My guess is that Atom-based Tablet-PC will kill the Android tablets giving us the "next gen netbook". Unlike Android the devices have a lot of "tablet enabled" applications (All the legacy Windows applications) and the Modern UI apps are also "tablet enabled". Similar duration, equal or better processing power to the current-model ARMs (and the new BayTrail promises more on both) and a company with a well proven update/patch record (3 years after the next gen OS at least unlike many 1st gen Android tablets that are already out of support). And since the Android tablets lack the "Hippster" factor of the iThingy they can't even sell that way, at least not in the 500+ Euro price range.
Add in that many corporate admins loves them (they ARE Windows so they can be easily integrated in the Windows-based network) and they have the "same software as my desktop" benefit and they have a lot going for them compared to Android. Offline Word processing - just add MS-Office or whatever you prefer
Yes, Gnome3 is awful
Thankfully (unlike win8) there are alternatives
Take a look at http://www.mintlinux.com - ubuntu with a fairly lightweight cinnamon interface that's perfectly functional on netbooks and old hardware.
My wife loves it.
Re: Yes, Gnome3 is awful
also a good link
Think I'll stick with my Psion 5mx.... too many choices!
I miss mine, a rare machine in the US, I never managed to get a second one when the first one fell to bits.
On THIS Planet...
Dear editorial person posing as a news-writer,
The entire premise of your article is invalid. I'm not sure about your planet, but here on Terra, one is allowed to purchase a spare battery. Problem solved, take whichever crappy Chinese electronics you wish to - assuming that it has not been designed by and for halfwits and therefore has a user-replaceable battery - and just pick up an extra battery.
Have a nice day.
Re: On THIS Planet...
Dear derpy retard, on THIS planet, most of the damned ultrabooks, notebooks and so forth being produced today are unibody designs with no user-replacable batteries. On the other hand, if you want to haul around some notebook chiselled out a fucking rock by a hivemind of barbarians eleventy tech advances ago, you go right ahead. Me, I don't consider a 6 pound notebook with a knapsack full of an additional 40 pounds of batteries (required to get to 12 hours of usable battery life) to be "portable."

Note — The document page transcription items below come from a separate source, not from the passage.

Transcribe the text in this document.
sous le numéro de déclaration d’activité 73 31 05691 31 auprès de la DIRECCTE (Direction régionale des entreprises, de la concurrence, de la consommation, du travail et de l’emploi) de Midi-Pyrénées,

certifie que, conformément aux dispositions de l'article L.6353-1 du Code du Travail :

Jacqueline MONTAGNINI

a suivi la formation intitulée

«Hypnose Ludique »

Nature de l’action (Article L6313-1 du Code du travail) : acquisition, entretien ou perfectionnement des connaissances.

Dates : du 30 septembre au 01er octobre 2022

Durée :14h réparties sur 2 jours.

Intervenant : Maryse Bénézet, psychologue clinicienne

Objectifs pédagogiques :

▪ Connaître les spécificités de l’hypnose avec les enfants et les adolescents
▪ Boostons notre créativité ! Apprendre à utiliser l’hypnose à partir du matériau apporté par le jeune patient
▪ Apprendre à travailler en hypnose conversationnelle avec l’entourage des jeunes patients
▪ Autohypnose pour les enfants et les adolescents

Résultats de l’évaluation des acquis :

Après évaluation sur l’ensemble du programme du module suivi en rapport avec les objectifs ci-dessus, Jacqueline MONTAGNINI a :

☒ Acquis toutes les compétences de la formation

Oh, and since you have added an inability to read to your list of personal failures; it wasn't a news article. It was a sysadmin blog; thus editorial. Don't trip on the imaginary carpet edge on the way out!
Paris, because I'd rather let her into the server room than you.
Acer Aspire One still going strong
Typing this on my trusty Aspire One which has been going strong for over 3 years now. Paid £150 for it on Amazon, upgraded the battery to the nine-hour version, and it's just about perfect. Agree with the author about Unity, but that was an easily rectified mistake. This brilliant little machine (8.9" version) has served as temporary desktop replacement for my parents, home browsing device for my kids, emergency machine for work colleagues whose laptops died, long battery life video viewer on flights and almost-daily-use email and browsing machine on 3G when I'm locked in on a corporate network. I have considered upgrading for a larger keyboard and screen but just not worth it. I'm sure an upgraded spec is possible for sub-£100 now, if the manufacturers wanted to do it.